O ex-deputado Eduardo Jorge e o sociólogo Chico de Oliveira possuem outra opinião: "Acho que o PT foi, é e será nos próximos anos um importante partido político para o bem e para o mal do Brasil. Porém, ao contrário de tempos anteriores, quando era permeável à luta de idéias, hoje é controlado pelo poder econômico, de origem capitalista, sindical ou de máquinas administrativas. O holerite está destruindo a utopia, está derrotando a esperança", afirmou Jorge na sua carta de despedida da legenda, no ano passado.
"Na direção do PT há membros absolutamente pragmáticos. As pessoas que eles consideram que têm pensamentos utópicos acabam sendo afastadas. O Tarso Genro [novo ministro da Educação de Lula], por exemplo, disse uma vez que eu era "quase metafísico'", afirma Oliveira.
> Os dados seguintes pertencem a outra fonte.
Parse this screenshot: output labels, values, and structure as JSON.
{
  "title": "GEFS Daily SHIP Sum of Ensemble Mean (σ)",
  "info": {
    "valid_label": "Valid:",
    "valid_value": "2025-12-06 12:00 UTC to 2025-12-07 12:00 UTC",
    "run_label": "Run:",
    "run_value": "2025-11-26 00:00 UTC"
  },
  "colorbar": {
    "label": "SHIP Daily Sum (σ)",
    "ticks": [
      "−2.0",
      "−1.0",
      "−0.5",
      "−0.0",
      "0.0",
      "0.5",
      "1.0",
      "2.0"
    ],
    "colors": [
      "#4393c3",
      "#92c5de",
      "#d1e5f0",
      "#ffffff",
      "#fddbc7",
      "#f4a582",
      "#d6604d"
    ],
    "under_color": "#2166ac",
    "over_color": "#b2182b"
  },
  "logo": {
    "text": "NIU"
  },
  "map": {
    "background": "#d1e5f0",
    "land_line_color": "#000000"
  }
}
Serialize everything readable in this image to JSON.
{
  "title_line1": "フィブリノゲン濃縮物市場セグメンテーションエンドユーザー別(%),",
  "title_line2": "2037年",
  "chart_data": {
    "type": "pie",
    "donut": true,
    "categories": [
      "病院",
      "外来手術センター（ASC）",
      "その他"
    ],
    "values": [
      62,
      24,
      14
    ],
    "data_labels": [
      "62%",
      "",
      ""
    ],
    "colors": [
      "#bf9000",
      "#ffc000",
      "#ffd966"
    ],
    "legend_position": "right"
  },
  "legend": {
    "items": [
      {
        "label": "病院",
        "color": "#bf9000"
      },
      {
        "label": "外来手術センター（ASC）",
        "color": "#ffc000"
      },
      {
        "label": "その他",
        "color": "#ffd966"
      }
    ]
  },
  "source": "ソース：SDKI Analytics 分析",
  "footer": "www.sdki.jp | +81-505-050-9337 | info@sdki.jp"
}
O projeto de poder do PT ficou explícito em seu documento de registro na Justiça, lá em 1980: "O PT pretende chegar ao governo e à direção do Estado". Segundo Fleischer, foi justamente essa meta que fez crescer o pragmatismo na legenda, com alianças ao centro e à direita, como o PL e o PTB e até mesmo setores do PFL.
"O partido tem um projeto de poder. O pragmatismo permite certas alianças e posturas que possibilitam o aumento da base partidária em todo o país."
Os números reforçam a tese. Em 1980, o PT tinha 26.154 filiados. Hoje, tem 596.336 e administra 201 cidades e quatro Estados. Nas eleições municipais deste ano, pretende pelo menos triplicar o número de municípios. Sinal de que o projeto de poder ainda não foi concluído.